Pemikiran John Locke

Sebaliknya, John Locke memiliki pandangan yang berbeda tentang kondisi alamiah dan kontrak sosial. Dalam bukunya *Two Treatises of Government* (1689), Locke berargumen bahwa dalam kondisi alamiah, manusia sebenarnya berada dalam keadaan kebebasan dan kesetaraan, di mana mereka memiliki hak-hak alamiah yang tidak dapat dicabut, seperti hak atas kehidupan, kebebasan, dan properti. Locke melihat kondisi alamiah sebagai keadaan yang lebih positif dibandingkan dengan pandangan Hobbes.

Locke berpendapat bahwa kontrak sosial dibentuk bukan untuk menyerahkan semua kebebasan kepada penguasa absolut, melainkan untuk melindungi hak-hak alamiah tersebut. Pemerintah, menurut Locke, mendapatkan kekuasaan mereka dari persetujuan yang diberikan oleh rakyat. Jika pemerintah gagal melindungi hak-hak ini atau bertindak secara tirani, rakyat memiliki hak untuk mengganti atau memberontak melawan pemerintah tersebut. Dengan demikian, Locke memperkenalkan konsep pemerintahan yang terbatas dan berbasis pada hukum serta persetujuan rakyat.

Pengaruh Pemikiran Hobbes dan Locke

Pemikiran Hobbes dan Locke memberikan dua perspektif yang kontras tentang kekuasaan dan legitimasi pemerintah. Hobbes dengan pendekatan autoritarian dan Locke dengan pendekatan liberal-demokratis telah mempengaruhi berbagai bentuk pemerintahan di seluruh dunia. Kedua pemikiran ini juga memberikan dasar teoretis yang penting bagi para pendiri negara-negara modern dalam merancang sistem pemerintahan mereka.

Lahirnya Republik Indonesia

Proklamasi Kemerdekaan Indonesia pada tanggal 17 Agustus 1945 menandai lahirnya Republik Indonesia sebagai negara yang merdeka dan berdaulat. Proklamasi ini adalah hasil dari perjuangan panjang melawan penjajahan dan usaha gigih para pejuang kemerdekaan untuk membentuk suatu negara yang berdiri di atas prinsip-prinsip keadilan dan kesejahteraan bagi seluruh rakyatnya.

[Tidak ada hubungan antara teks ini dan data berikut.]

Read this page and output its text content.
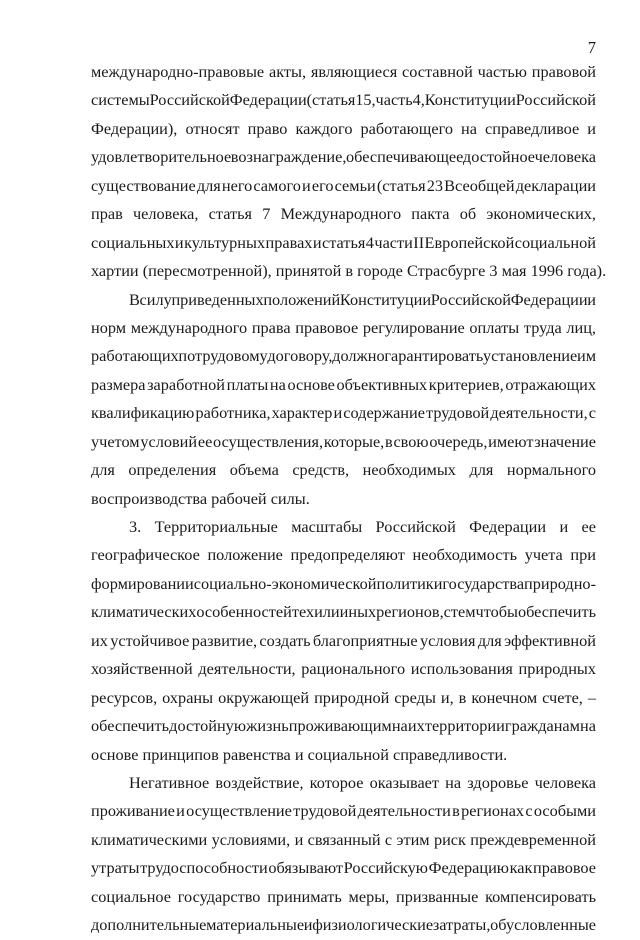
7
международно-правовые акты, являющиеся составной частью правовой
системы Российской Федерации (статья 15, часть 4, Конституции Российской
Федерации), относят право каждого работающего на справедливое и
удовлетворительное вознаграждение, обеспечивающее достойное человека
существование для него самого и его семьи (статья 23 Всеобщей декларации
прав человека, статья 7 Международного пакта об экономических,
социальных и культурных правах и статья 4 части II Европейской социальной
хартии (пересмотренной), принятой в городе Страсбурге 3 мая 1996 года).
В силу приведенных положений Конституции Российской Федерации и
норм международного права правовое регулирование оплаты труда лиц,
работающих по трудовому договору, должно гарантировать установление им
размера заработной платы на основе объективных критериев, отражающих
квалификацию работника, характер и содержание трудовой деятельности, с
учетом условий ее осуществления, которые, в свою очередь, имеют значение
для определения объема средств, необходимых для нормального
воспроизводства рабочей силы.
3. Территориальные масштабы Российской Федерации и ее
географическое положение предопределяют необходимость учета при
формировании социально-экономической политики государства природно-
климатических особенностей тех или иных регионов, с тем чтобы обеспечить
их устойчивое развитие, создать благоприятные условия для эффективной
хозяйственной деятельности, рационального использования природных
ресурсов, охраны окружающей природной среды и, в конечном счете, –
обеспечить достойную жизнь проживающим на их территории гражданам на
основе принципов равенства и социальной справедливости.
Негативное воздействие, которое оказывает на здоровье человека
проживание и осуществление трудовой деятельности в регионах с особыми
климатическими условиями, и связанный с этим риск преждевременной
утраты трудоспособности обязывают Российскую Федерацию как правовое
социальное государство принимать меры, призванные компенсировать
дополнительные материальные и физиологические затраты, обусловленные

Dalam konteks pembentukan negara Indonesia, konsep-konsep tentang kekuasaan dan pemerintahan yang diajukan oleh Hobbes dan Locke memberikan wawasan penting. Para pendiri bangsa Indonesia menyadari pentingnya membentuk sebuah negara yang dapat menjamin keamanan dan ketertiban, sebagaimana diteorikan oleh Hobbes. Namun, mereka juga berpegang pada prinsip-prinsip demokrasi dan hak-hak asasi manusia yang dijunjung tinggi oleh Locke.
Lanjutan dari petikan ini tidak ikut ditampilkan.